Space is at a premium on board ship, and CASS has a smaller footprint that needs 1,900 square feet vs. 2,700 square feet for the legacy systems. The difference is even more dramatic in the case of the supporting spares: 3,800 square feet for CASS and 30,000 square feet for the legacy systems.

Also, given the high training costs for the avionics maintenance personnel, having a single family of test systems has to be another big plus. Adding up all these factors, Marie Greening, the program manager at NavAir, projects a reduction in total ownership costs over the 20-year life of the program at $3.92 billion. That would buy plenty of Crusader artillery pieces if U.S. forces ever do have to defend the Fulda Gap.

The idea of employing an open-system architecture to standardize avionics test systems originated in some in-house Pentagon studies in 1976, she recalls, and the development program began 20 years ago, with CASS going into production at Lockheed Martin Information Systems, Orlando, Fla., in 1990.

The original design goal of 200 hours MTBF has steadily been extended. Using the aircraft carrier installations of CASS as an indicator dramatically illustrates this growth. The system on the Carl Vinson (CVN 70), installed November 1998 and May 1999, achieved a MTBF of 421 hours. For the Enterprise (CVN 65), for which the installation was from May to October of 2001, the figure was 1,075 hours.

Moreover, like the F-35 Joint Strike Fighter, for which CASS is being considered, this system has a sufficiently flexible open system architecture to get a number of users into the same tent — even civilian agencies such as the National Oceanic and Atmospheric Administration.

It is axiomatic that aircraft performance is steadily improving these days and that the electronics content is increasing in parallel. One of the ground rules in the testing industry is that the testers have to be more sophisticated than the electronics equipment they are testing.

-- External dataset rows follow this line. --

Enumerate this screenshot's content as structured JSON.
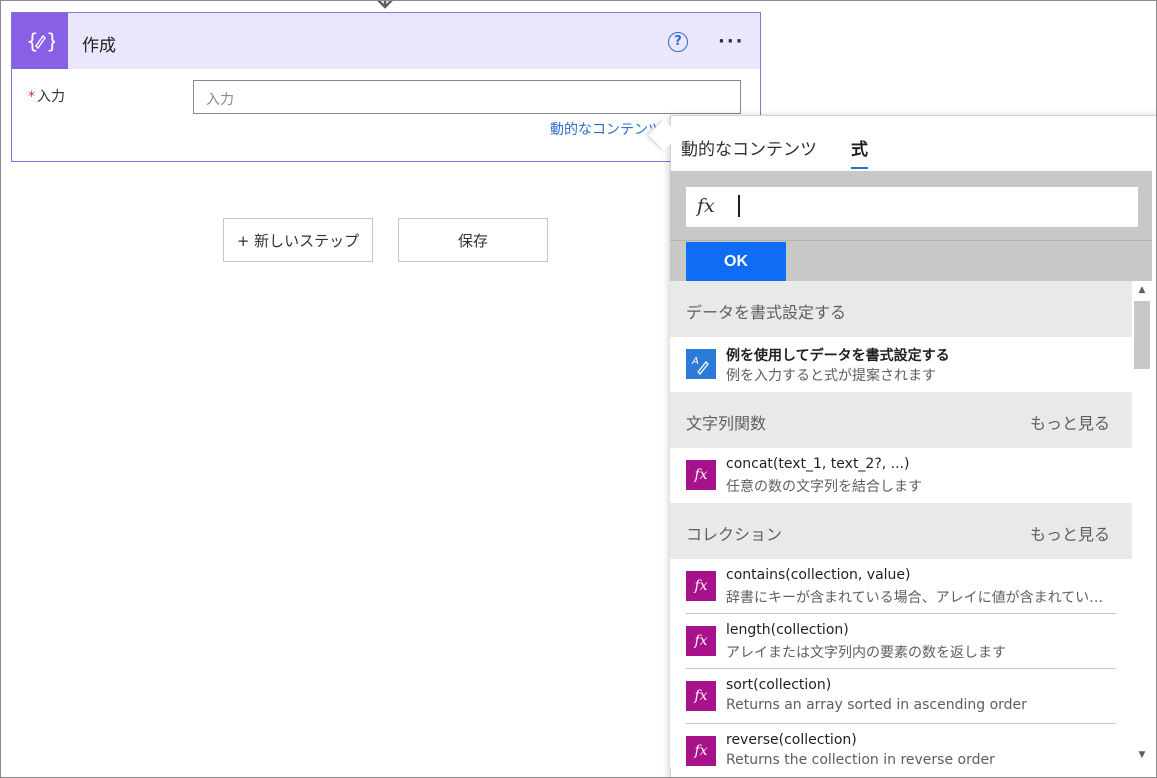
{
  "card": {
    "title": "作成",
    "help": "?",
    "more": "···",
    "field_label": "入力",
    "field_required": "*",
    "field_placeholder": "入力",
    "dynamic_link": "動的なコンテンツ"
  },
  "buttons": {
    "new_step": "+ 新しいステップ",
    "save": "保存"
  },
  "flyout": {
    "tabs": [
      "動的なコンテンツ",
      "式"
    ],
    "active_tab": "式",
    "fx": "fx",
    "ok": "OK",
    "sections": [
      {
        "title": "データを書式設定する",
        "more": "",
        "items": [
          {
            "name": "例を使用してデータを書式設定する",
            "desc": "例を入力すると式が提案されます"
          }
        ]
      },
      {
        "title": "文字列関数",
        "more": "もっと見る",
        "items": [
          {
            "name": "concat(text_1, text_2?, ...)",
            "desc": "任意の数の文字列を結合します"
          }
        ]
      },
      {
        "title": "コレクション",
        "more": "もっと見る",
        "items": [
          {
            "name": "contains(collection, value)",
            "desc": "辞書にキーが含まれている場合、アレイに値が含まれている場合、文字列に部分文字列が含まれている場合に true を返します"
          },
          {
            "name": "length(collection)",
            "desc": "アレイまたは文字列内の要素の数を返します"
          },
          {
            "name": "sort(collection)",
            "desc": "Returns an array sorted in ascending order"
          },
          {
            "name": "reverse(collection)",
            "desc": "Returns the collection in reverse order"
          }
        ]
      }
    ]
  },
  "colors": {
    "accent_purple": "#8860e6",
    "header_bg": "#ebe6fb",
    "link_blue": "#2b6fd1",
    "ok_blue": "#0f6cf5",
    "fx_magenta": "#a7118a"
  }
}
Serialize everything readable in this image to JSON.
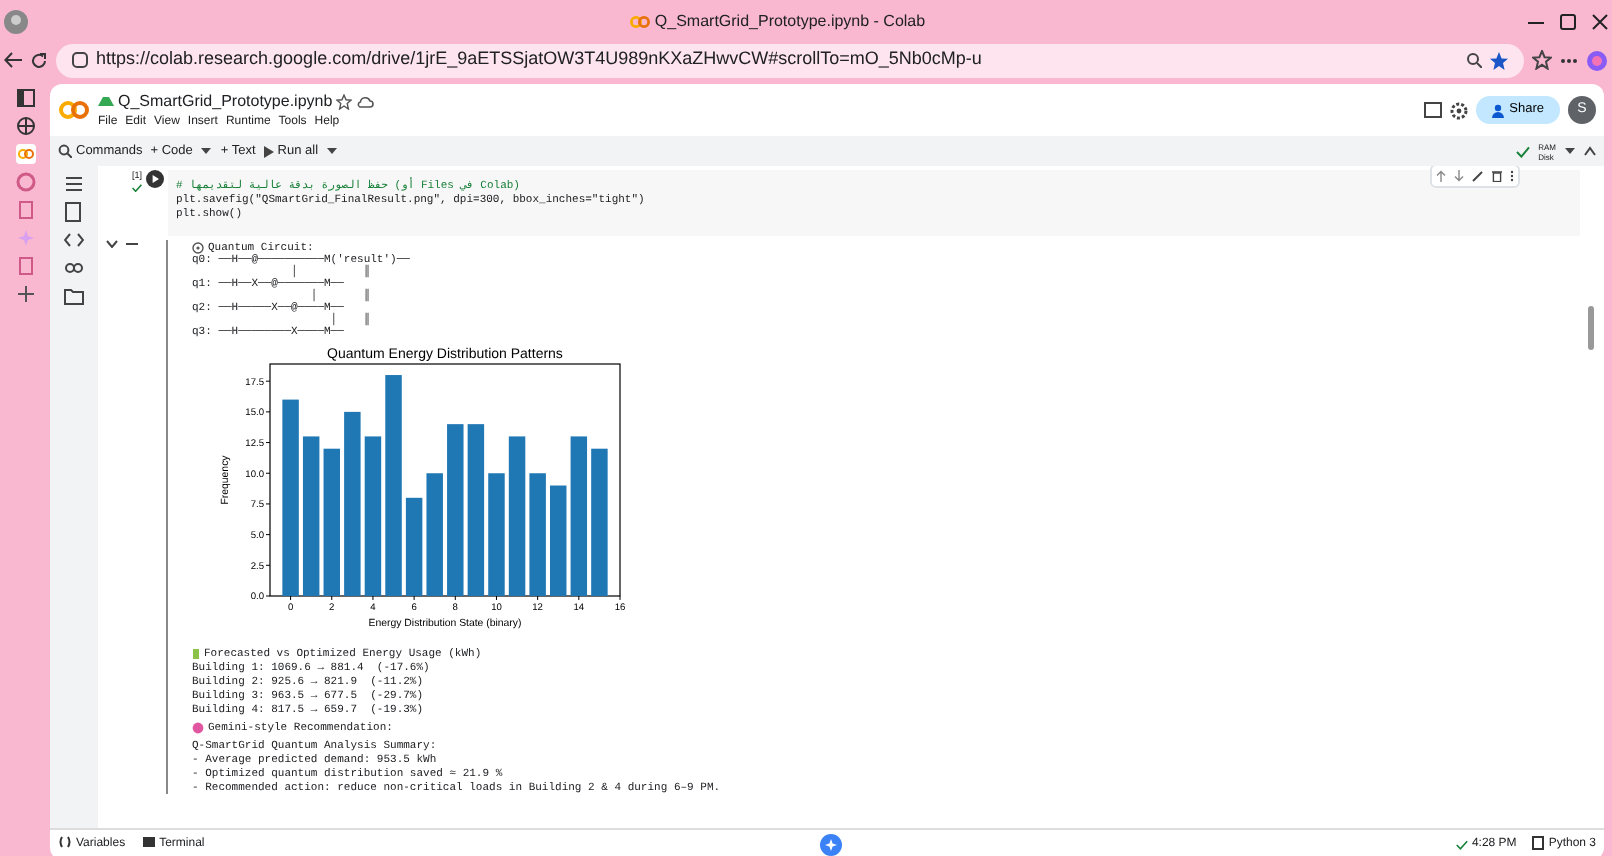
{
  "browser": {
    "title": "Q_SmartGrid_Prototype.ipynb - Colab",
    "url": "https://colab.research.google.com/drive/1jrE_9aETSSjatOW3T4U989nKXaZHwvCW#scrollTo=mO_5Nb0cMp-u"
  },
  "notebook": {
    "filename": "Q_SmartGrid_Prototype.ipynb",
    "menu": [
      "File",
      "Edit",
      "View",
      "Insert",
      "Runtime",
      "Tools",
      "Help"
    ],
    "share": "Share",
    "avatar": "S"
  },
  "toolbar": {
    "items": [
      "Commands",
      "+ Code",
      "+ Text",
      "Run all"
    ],
    "ram": "RAM",
    "disk": "Disk"
  },
  "code_cell": {
    "exec_label": "[1]",
    "lines": [
      "# حفظ الصورة بدقة عالية لتقديمها (أو Files في Colab)",
      "plt.savefig(\"QSmartGrid_FinalResult.png\", dpi=300, bbox_inches=\"tight\")",
      "plt.show()"
    ]
  },
  "output": {
    "circuit_title": "Quantum Circuit:",
    "circuit_lines": [
      "q0: ──H──@──────────M('result')──",
      "               │          ║",
      "q1: ──H──X──@───────M──",
      "                  │       ║",
      "q2: ──H─────X──@────M──",
      "                     │    ║",
      "q3: ──H────────X────M──"
    ],
    "chart_data": {
      "type": "bar",
      "title": "Quantum Energy Distribution Patterns",
      "xlabel": "Energy Distribution State (binary)",
      "ylabel": "Frequency",
      "x": [
        0,
        1,
        2,
        3,
        4,
        5,
        6,
        7,
        8,
        9,
        10,
        11,
        12,
        13,
        14,
        15
      ],
      "series": [
        {
          "color": "#1f77b4",
          "values": [
            16,
            13,
            12,
            15,
            13,
            18,
            8,
            10,
            14,
            14,
            10,
            13,
            10,
            9,
            13,
            12
          ]
        }
      ],
      "xlim": [
        -1,
        16
      ],
      "ylim": [
        0,
        18.9
      ],
      "xticks": [
        0,
        2,
        4,
        6,
        8,
        10,
        12,
        14,
        16
      ],
      "yticks": [
        {
          "value": 0,
          "label": "0.0"
        },
        2.5,
        {
          "value": 5,
          "label": "5.0"
        },
        7.5,
        {
          "value": 10,
          "label": "10.0"
        },
        12.5,
        {
          "value": 15,
          "label": "15.0"
        },
        17.5
      ]
    },
    "forecast_title": "Forecasted vs Optimized Energy Usage (kWh)",
    "forecast_lines": [
      "Building 1: 1069.6 → 881.4  (-17.6%)",
      "Building 2: 925.6 → 821.9  (-11.2%)",
      "Building 3: 963.5 → 677.5  (-29.7%)",
      "Building 4: 817.5 → 659.7  (-19.3%)"
    ],
    "recommendation_title": "Gemini-style Recommendation:",
    "summary_lines": [
      "Q-SmartGrid Quantum Analysis Summary:",
      "- Average predicted demand: 953.5 kWh",
      "- Optimized quantum distribution saved ≈ 21.9 %",
      "- Recommended action: reduce non-critical loads in Building 2 & 4 during 6–9 PM."
    ]
  },
  "status_bar": {
    "variables": "Variables",
    "terminal": "Terminal",
    "time": "4:28 PM",
    "kernel": "Python 3"
  }
}
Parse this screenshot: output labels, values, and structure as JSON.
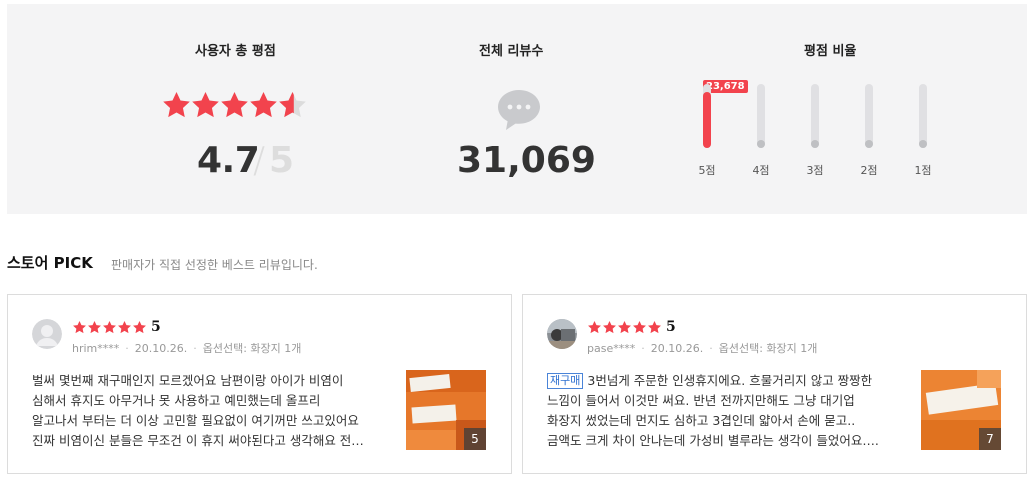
{
  "summary": {
    "total_rating_title": "사용자 총 평점",
    "rating_value": "4.7",
    "rating_sep": "/",
    "rating_max": "5",
    "rating_fraction": 0.94,
    "total_reviews_title": "전체 리뷰수",
    "total_reviews": "31,069",
    "ratio_title": "평점 비율",
    "top_badge": "23,678",
    "bars": [
      {
        "label": "5점",
        "fill": 1.0
      },
      {
        "label": "4점",
        "fill": 0
      },
      {
        "label": "3점",
        "fill": 0
      },
      {
        "label": "2점",
        "fill": 0
      },
      {
        "label": "1점",
        "fill": 0
      }
    ],
    "colors": {
      "accent": "#f2434d",
      "panel": "#f4f4f5",
      "track": "#e0e0e3"
    }
  },
  "store_pick": {
    "title": "스토어 PICK",
    "subtitle": "판매자가 직접 선정한 베스트 리뷰입니다."
  },
  "reviews": [
    {
      "score": "5",
      "user": "hrim****",
      "date": "20.10.26.",
      "option": "옵션선택: 화장지 1개",
      "tag": "",
      "lines": [
        "벌써 몇번째 재구매인지 모르겠어요 남편이랑 아이가 비염이",
        "심해서 휴지도 아무거나 못 사용하고 예민했는데 올프리",
        "알고나서 부터는 더 이상 고민할 필요없이 여기꺼만 쓰고있어요",
        "진짜 비염이신 분들은 무조건 이 휴지 써야된다고 생각해요 전…"
      ],
      "photo_count": "5",
      "avatar_icon": "default-user-icon"
    },
    {
      "score": "5",
      "user": "pase****",
      "date": "20.10.26.",
      "option": "옵션선택: 화장지 1개",
      "tag": "재구매",
      "lines": [
        "3번넘게 주문한 인생휴지에요. 흐물거리지 않고 짱짱한",
        "느낌이 들어서 이것만 써요. 반년 전까지만해도 그냥 대기업",
        "화장지 썼었는데 먼지도 심하고 3겹인데 얇아서 손에 묻고..",
        "금액도 크게 차이 안나는데 가성비 별루라는 생각이 들었어요…."
      ],
      "photo_count": "7",
      "avatar_icon": "user-photo"
    }
  ]
}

Therefore it logically follows that the test function cannot be an afterthought in the overall program life cycle of a weapon system. The COTS/NDI tools are readily available; all that's needed is the decision early in the life cycle to employ them in the critical support functions.

On the assumption that Secretary Rumsfeld can sustain his preference for promising new technologies, testing is an area where these technologies can make a major contribution and should merit his attention.

The savings on individual systems are modest, but the cumulative effect is substantial. As Philip Dormer Stanhope, the Earl of Chesterfield (not Andrew Carnegie) first said in the 18th century, "Take care of the pence, for the pounds will take care of themselves."